Update: as Paul White mentions in a comment, it has been announced that SQL 2016 will support two-node alwayson groups via the limited "Basic AlwaysOn Group" feature. As Windows 2012 Standard edition includes clustering there will be no need for "enterprise" licensing to use a simple AlwaysOn pair. As SQL2016 is not yet released this does not immediately affect the asker of this question, things may change further between now and RTM, and Valien is already using SQL2012 currently, the answer is still correct as of now but there will soon be a more-or-less direct replacement for simple mirroring in SQL Standard Edition.
But before SQL 2016 is released...
Mirroring being dropped in future versions is an annoyance to many who can't use AO instead (mainly due to the enterprise edition requirements), but if you need to use it you'll find it present and supported as far as SQL2014 (in MS release terminology deprecated means "we intend to remove it at some point, so be prepared to switch sooner rather than later" not "stop using it right now or you are in an unsupported configuration").

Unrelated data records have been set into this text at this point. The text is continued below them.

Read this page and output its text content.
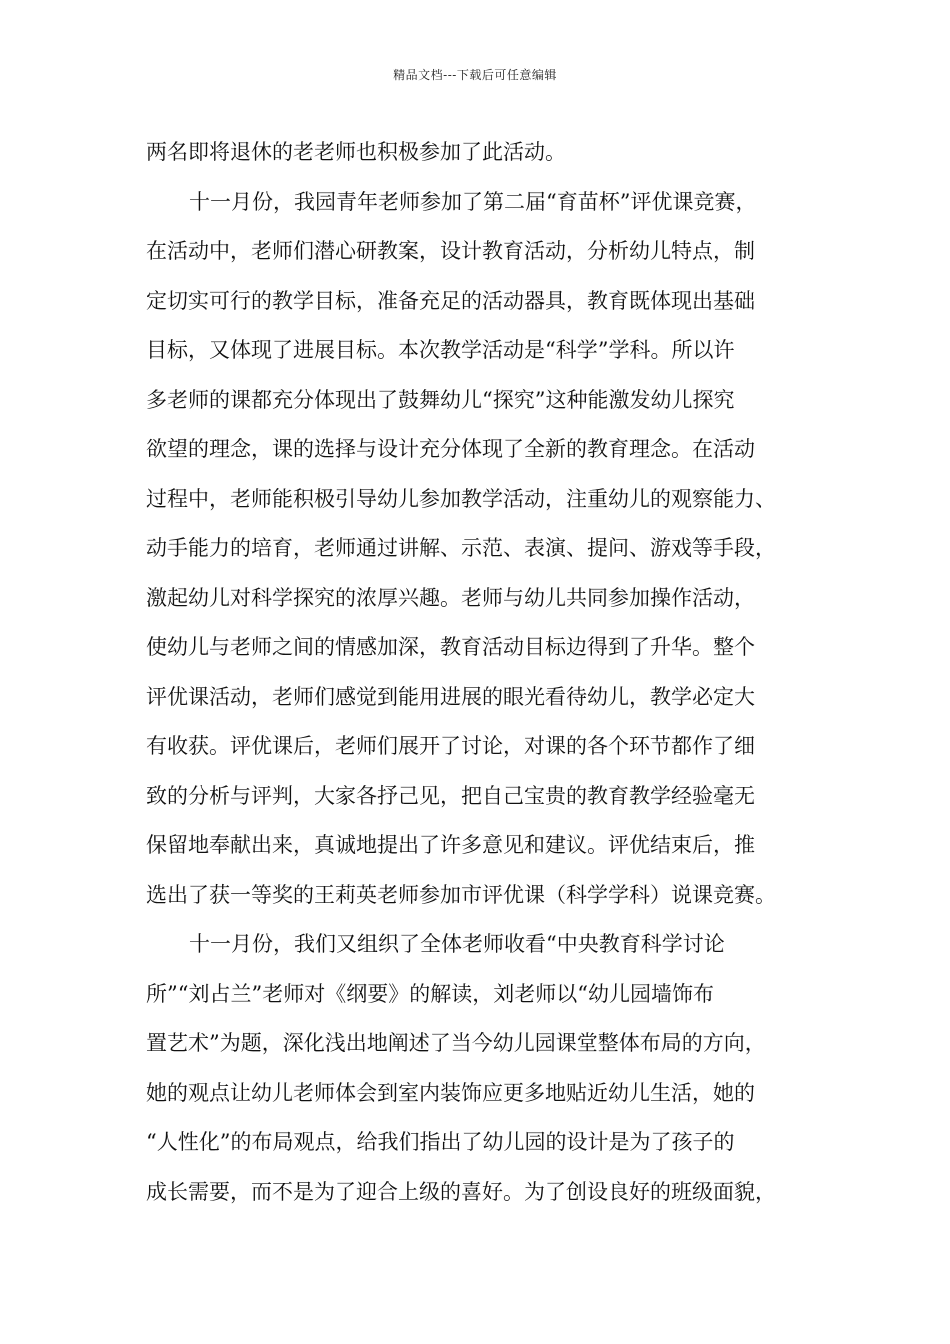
精品文档---下载后可任意编辑
两名即将退休的老老师也积极参加了此活动。
十一月份，我园青年老师参加了第二届“育苗杯”评优课竞赛，
在活动中，老师们潜心研教案，设计教育活动，分析幼儿特点，制
定切实可行的教学目标，准备充足的活动器具，教育既体现出基础
目标，又体现了进展目标。本次教学活动是“科学”学科。所以许
多老师的课都充分体现出了鼓舞幼儿“探究”这种能激发幼儿探究
欲望的理念，课的选择与设计充分体现了全新的教育理念。在活动
过程中，老师能积极引导幼儿参加教学活动，注重幼儿的观察能力、
动手能力的培育，老师通过讲解、示范、表演、提问、游戏等手段，
激起幼儿对科学探究的浓厚兴趣。老师与幼儿共同参加操作活动，
使幼儿与老师之间的情感加深，教育活动目标边得到了升华。整个
评优课活动，老师们感觉到能用进展的眼光看待幼儿，教学必定大
有收获。评优课后，老师们展开了讨论，对课的各个环节都作了细
致的分析与评判，大家各抒己见，把自己宝贵的教育教学经验毫无
保留地奉献出来，真诚地提出了许多意见和建议。评优结束后，推
选出了获一等奖的王莉英老师参加市评优课（科学学科）说课竞赛。
十一月份，我们又组织了全体老师收看“中央教育科学讨论
所”“刘占兰”老师对《纲要》的解读，刘老师以“幼儿园墙饰布
置艺术”为题，深化浅出地阐述了当今幼儿园课堂整体布局的方向，
她的观点让幼儿老师体会到室内装饰应更多地贴近幼儿生活，她的
“人性化”的布局观点，给我们指出了幼儿园的设计是为了孩子的
成长需要，而不是为了迎合上级的喜好。为了创设良好的班级面貌，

As 2016 is not released yet the final feature set can not be confirmed but the length of 2014's support window gives you some time to play with before you have to switch to some other method so you could go with mirroring now but make sure management know that you need to put some time into researching future options.
Having said that implementing a fresh solution with a deprecated feature (what-ever definition of "deprecated") is not generally recommended.

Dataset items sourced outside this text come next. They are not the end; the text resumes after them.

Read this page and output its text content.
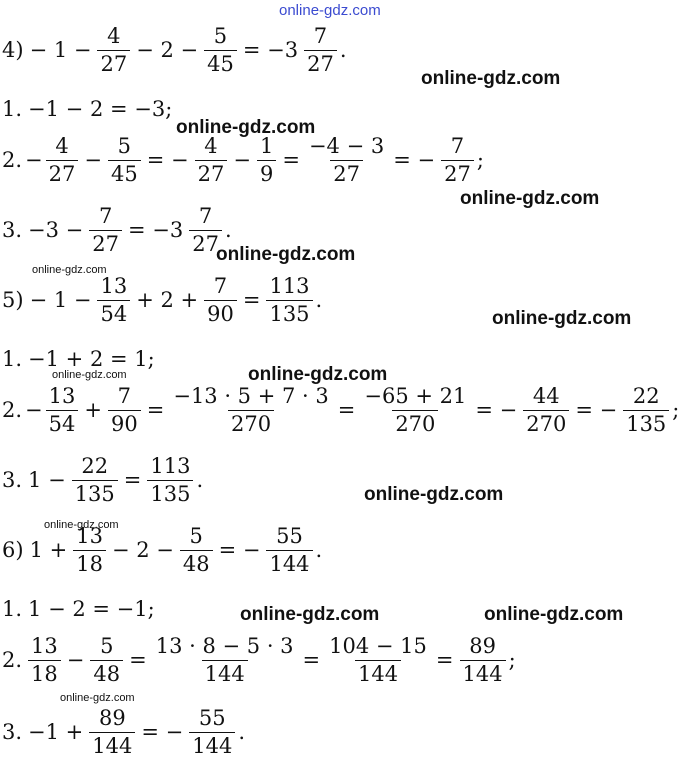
online-gdz.com
$4) - 1 - \frac{4}{27} - 2 - \frac{5}{45} = -3 \frac{7}{27}$ .
online-gdz.com
1. −1 − 2 = −3;
online-gdz.com
2. − $\frac{4}{27} - \frac{5}{45}$ = − $\frac{4}{27} - \frac{1}{9} = \frac{-4 - 3}{27}$ = − $\frac{7}{27}$ ;
online-gdz.com
3. $-3 - \frac{7}{27} = -3 \frac{7}{27}$ .
online-gdz.com
online-gdz.com
$5) - 1 - \frac{13}{54} + 2 + \frac{7}{90} = \frac{113}{135}$ .
online-gdz.com
1. −1 + 2 = 1;
online-gdz.com
online-gdz.com
2. − $\frac{13}{54} + \frac{7}{90} = \frac{-13 \cdot 5 + 7 \cdot 3}{270} = \frac{-65 + 21}{270}$ = − $\frac{44}{270}$ = − $\frac{22}{135}$ ;
3. $1 - \frac{22}{135} = \frac{113}{135}$ .
online-gdz.com
online-gdz.com
6) $1 + \frac{13}{18} - 2 - \frac{5}{48}$ = − $\frac{55}{144}$ .
1. 1 − 2 = −1;	online-gdz.com	online-gdz.com
2. $\frac{13}{18} - \frac{5}{48} = \frac{13 \cdot 8 - 5 \cdot 3}{144} = \frac{104 - 15}{144} = \frac{89}{144}$ ;
online-gdz.com
3. $-1 + \frac{89}{144}$ = − $\frac{55}{144}$ .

If your intention is to prove disaster recovery then a good backup solution may be all you need: set your DB to full recovery, take full backups regularly and log backups even more regularly in between, make sure copies of these backups are kept off the main server and tested regularly.

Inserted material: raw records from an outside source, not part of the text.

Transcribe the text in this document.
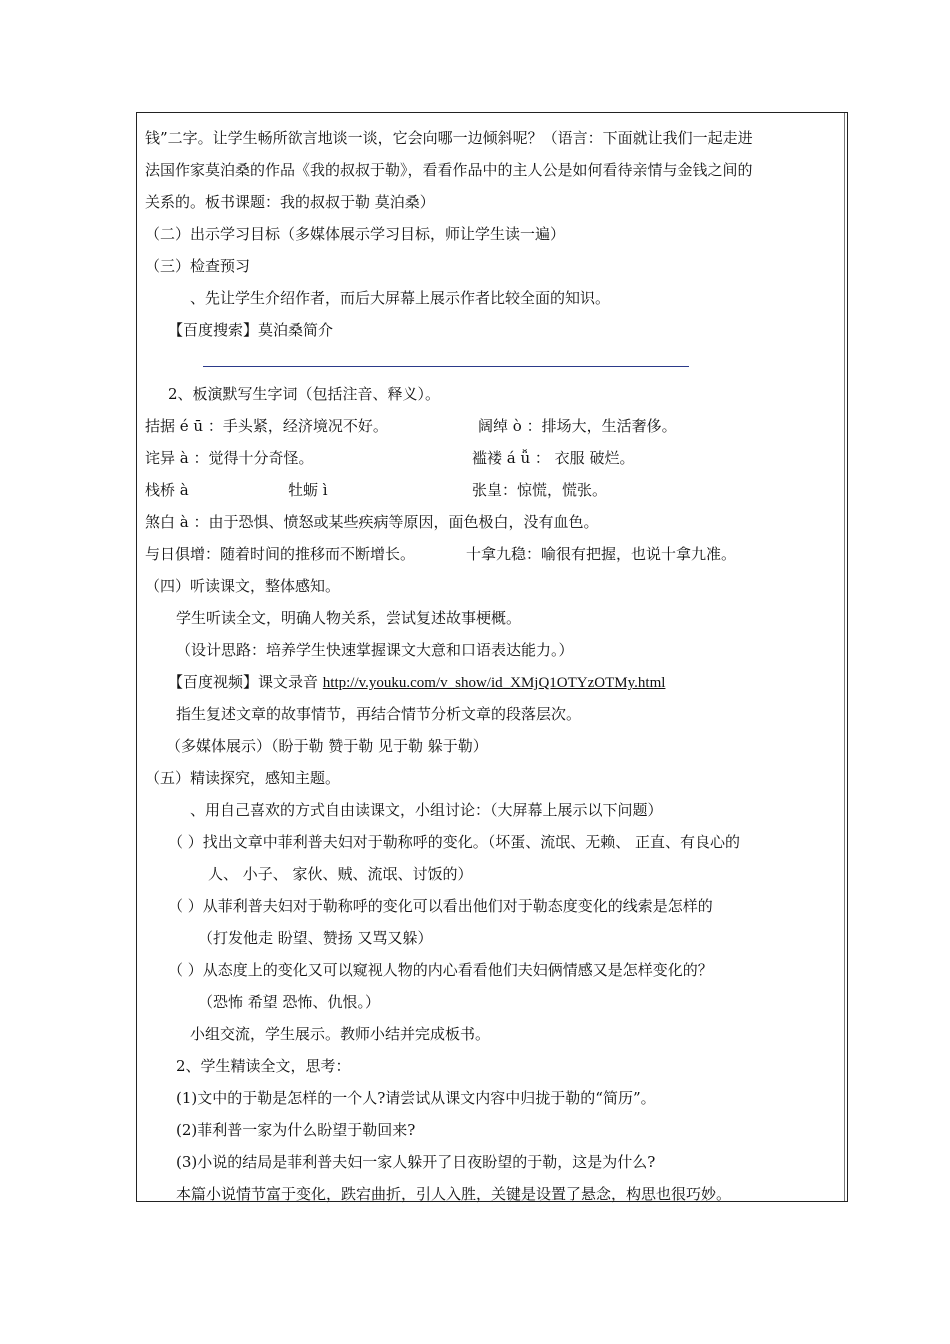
钱”二字。让学生畅所欲言地谈一谈，它会向哪一边倾斜呢？（语言：下面就让我们一起走进
法国作家莫泊桑的作品《我的叔叔于勒》，看看作品中的主人公是如何看待亲情与金钱之间的
关系的。板书课题：我的叔叔于勒 莫泊桑）
（二）出示学习目标（多媒体展示学习目标，师让学生读一遍）
（三）检查预习
、先让学生介绍作者，而后大屏幕上展示作者比较全面的知识。
【百度搜索】莫泊桑简介
2、板演默写生字词（包括注音、释义）。
拮据 é ū ：手头紧，经济境况不好。	阔绰 ò ：排场大，生活奢侈。
诧异 à ：觉得十分奇怪。	褴褛 á ǚ ： 衣服 破烂。
栈桥 à	牡蛎 ì	张皇：惊慌，慌张。
煞白 à ：由于恐惧、愤怒或某些疾病等原因，面色极白，没有血色。
与日俱增：随着时间的推移而不断增长。	十拿九稳：喻很有把握，也说十拿九准。
（四）听读课文，整体感知。
学生听读全文，明确人物关系，尝试复述故事梗概。
（设计思路：培养学生快速掌握课文大意和口语表达能力。）
【百度视频】课文录音 http://v.youku.com/v_show/id_XMjQ1OTYzOTMy.html
指生复述文章的故事情节，再结合情节分析文章的段落层次。
（多媒体展示）（盼于勒 赞于勒 见于勒 躲于勒）
（五）精读探究，感知主题。
、用自己喜欢的方式自由读课文，小组讨论：（大屏幕上展示以下问题）
（ ）找出文章中菲利普夫妇对于勒称呼的变化。（坏蛋、流氓、无赖、 正直、有良心的
人、 小子、 家伙、贼、流氓、讨饭的）
（ ）从菲利普夫妇对于勒称呼的变化可以看出他们对于勒态度变化的线索是怎样的
（打发他走 盼望、赞扬 又骂又躲）
（ ）从态度上的变化又可以窥视人物的内心看看他们夫妇俩情感又是怎样变化的？
（恐怖 希望 恐怖、仇恨。）
小组交流，学生展示。教师小结并完成板书。
2、学生精读全文，思考：
(1)文中的于勒是怎样的一个人?请尝试从课文内容中归拢于勒的“简历”。
(2)菲利普一家为什么盼望于勒回来?
(3)小说的结局是菲利普夫妇一家人躲开了日夜盼望的于勒，这是为什么?
本篇小说情节富于变化，跌宕曲折，引人入胜，关键是设置了悬念，构思也很巧妙。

The next step up would be to automate the testing of the backups: regularly restore on the second box the last full backup and the subsequent log backups. Or to achieve the same thing, implement log shipping. In either case have some automated solution scan the destination copy to make sure that it is running OK and has data you would expect (if your log backup is every hour then at any given time any change in the source DB made a little more than an hour ago should be present in the destination, if the application doesn't already have something you can easily check (such as a full audit trail with regular enough activity) then have a table with a single datetime column set a scheduled task to drop CURRENT_TIMESTAMP in there once per minute), have this drop you a mail/sms/other if it detects a problem (either database not available, or data in the secondary looks too old). This way you don't have to restore from scratch when something catastrophic happens: you should be at most one log restore away from having a relatively up-to-date database on the second box. This isn't as smooth as the quick switch-over possibility provided by mirroring or AO but it may be sufficient for your needs. Do consult with your users to make sure this is in fact sufficient - get them to specify "maximum downtime" and "maximum data loss in a DR situation" times, i.e. "service must be restored inside a two hours, we must not lose data from more than an hour before the outage" or some such (this can vary widely: some of the low volume systems we manage have a pleasantly lenient 24 hour loss window, if the business needs something in the few-minutes-or-less range then you probably need to convince them to stump up for relevant licensing so you can use AO (or just use mirroring for now but let them know the mid/long tern need to change due to the deprecation of the feature)).
Of course be aware that the backups are held off-site as well as on-site: while the most common need for DR is hardware failure within a single server your data could be rendered inaccessible by a number of things that would make a local second server unavailable too: complete power-out or network failure, fire, and so on. And make sure that your off-site backups are tested. It might feel inefficient to push the backups off-site then draw them back down for testing (instead of testing the original local copies) but this protects you from network transmission errors or otherwise undetected disk errors on the off-site store. If your second box is already off-site this dynamic changes somewhat.